What is Sanity?
By Janeal Mulaney
I have asked this question many times over my lifetime, I still do not know the answer. I would tell my children they were driving me crazy. My oldest son would explain that was their job, and if I was not insane by the time they turned eighteen they hadn’t done a good job. The day he turned eighteen, I asked him whether he had done a good job or not. He said not, but then again how can you drive someone crazy when they had reached that destination a decade before he born.
I agreed with him, to everyone out there who has gone through life, avoiding the norm, you maybe considered insane by countless people.
I was one of those people if it was the normal thing to do I did the opposite, while girls were primping to look their best and fit in, I was primping to look totally different. One of my best friends told me I looked like a two-cent hooker, one day. I told her when she stopped raiding my grandmother’s closet I would worry about what she thought. In high school a two-cent hooker would not have been caught dead in the clothes I wore. For I never dressed up, nor did I own a dress. I did however own a pair of waffle stompers or as they are called now (hiking boots), if I had to borrow a dress to wear those were on my feet. My blue jeans were full of holes with patches on some, while others were left to spread open even farther.
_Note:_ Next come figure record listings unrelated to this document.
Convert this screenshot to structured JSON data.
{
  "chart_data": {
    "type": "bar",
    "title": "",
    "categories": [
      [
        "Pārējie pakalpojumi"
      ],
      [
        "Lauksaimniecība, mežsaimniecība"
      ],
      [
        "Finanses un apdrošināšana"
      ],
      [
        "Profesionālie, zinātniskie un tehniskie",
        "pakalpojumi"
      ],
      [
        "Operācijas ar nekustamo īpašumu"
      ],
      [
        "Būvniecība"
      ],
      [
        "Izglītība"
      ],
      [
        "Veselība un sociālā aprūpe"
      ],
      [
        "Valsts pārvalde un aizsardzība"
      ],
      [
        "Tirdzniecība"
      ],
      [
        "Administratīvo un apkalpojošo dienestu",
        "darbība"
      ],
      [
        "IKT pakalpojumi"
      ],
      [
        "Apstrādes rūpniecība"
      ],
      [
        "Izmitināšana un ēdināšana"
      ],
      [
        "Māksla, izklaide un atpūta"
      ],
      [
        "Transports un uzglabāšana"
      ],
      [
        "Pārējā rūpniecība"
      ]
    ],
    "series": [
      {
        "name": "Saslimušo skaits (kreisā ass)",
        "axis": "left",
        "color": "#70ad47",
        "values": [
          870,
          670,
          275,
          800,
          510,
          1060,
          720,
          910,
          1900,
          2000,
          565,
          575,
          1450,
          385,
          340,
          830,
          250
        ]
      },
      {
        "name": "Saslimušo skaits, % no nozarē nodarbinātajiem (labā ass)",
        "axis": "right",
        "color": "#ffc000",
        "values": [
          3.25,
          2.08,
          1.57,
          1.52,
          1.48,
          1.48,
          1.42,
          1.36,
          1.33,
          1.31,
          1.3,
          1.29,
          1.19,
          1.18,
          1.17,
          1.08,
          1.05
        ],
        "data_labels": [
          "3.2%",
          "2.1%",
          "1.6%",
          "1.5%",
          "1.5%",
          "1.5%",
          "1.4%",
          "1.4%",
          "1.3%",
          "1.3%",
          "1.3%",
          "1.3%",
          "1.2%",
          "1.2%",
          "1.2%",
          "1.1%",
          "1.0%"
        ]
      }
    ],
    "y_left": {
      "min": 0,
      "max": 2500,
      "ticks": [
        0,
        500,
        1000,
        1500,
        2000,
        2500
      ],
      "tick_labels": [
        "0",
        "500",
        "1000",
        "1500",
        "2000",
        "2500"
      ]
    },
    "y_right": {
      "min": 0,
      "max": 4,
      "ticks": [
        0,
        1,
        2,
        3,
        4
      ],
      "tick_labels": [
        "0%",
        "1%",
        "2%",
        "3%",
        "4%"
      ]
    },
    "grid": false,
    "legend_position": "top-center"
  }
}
My jeans were skin tight, and as I look back I’m sure my style of dress was copied to bring forth for this generation. Teens now pay seventy or eighty bucks for the clothes I wore in the seventies. My patches turned into decals and my embroidery turned into machine stitching. No one actually wears their jeans long enough to make true holes in them on their own, so the factories now make the holes for them. I started putting the names on the butt of my own jeans long before it was considered juicy to wear words across someone’s pants. I would embroidery my name or the name of my latest boyfriend in a heart on one of the pockets of my jeans or just above the seam of my Dittos. For those of you who do not remember or know what Dittos were, they were the name of the first pocket less jeans, they were sold through J. C. Penny’s and they had a moon shaped seam across the butt that ran down both legs of the jeans. My name had six letters in it so I would embroidery the first three up and around one hip and the other three letters going back down the other side.
So was this insanity, or just not old enough to know what a patent was? I cut off tee shirts and wore short jackets before they were popular. My friends thought I was crazy or worse. I smiled all the time, laughed over everything. Did outlandish pranks and said ridicules things that made my friends die from laughing. I never took a second of life seriously. To this day my high school friends and I stay on the phone and I always come up with some story or say something that starts us both cracking up with laughter. Insanity, is a matter of opinion what is insane to some, others call fun. Why be normal when you can be unique?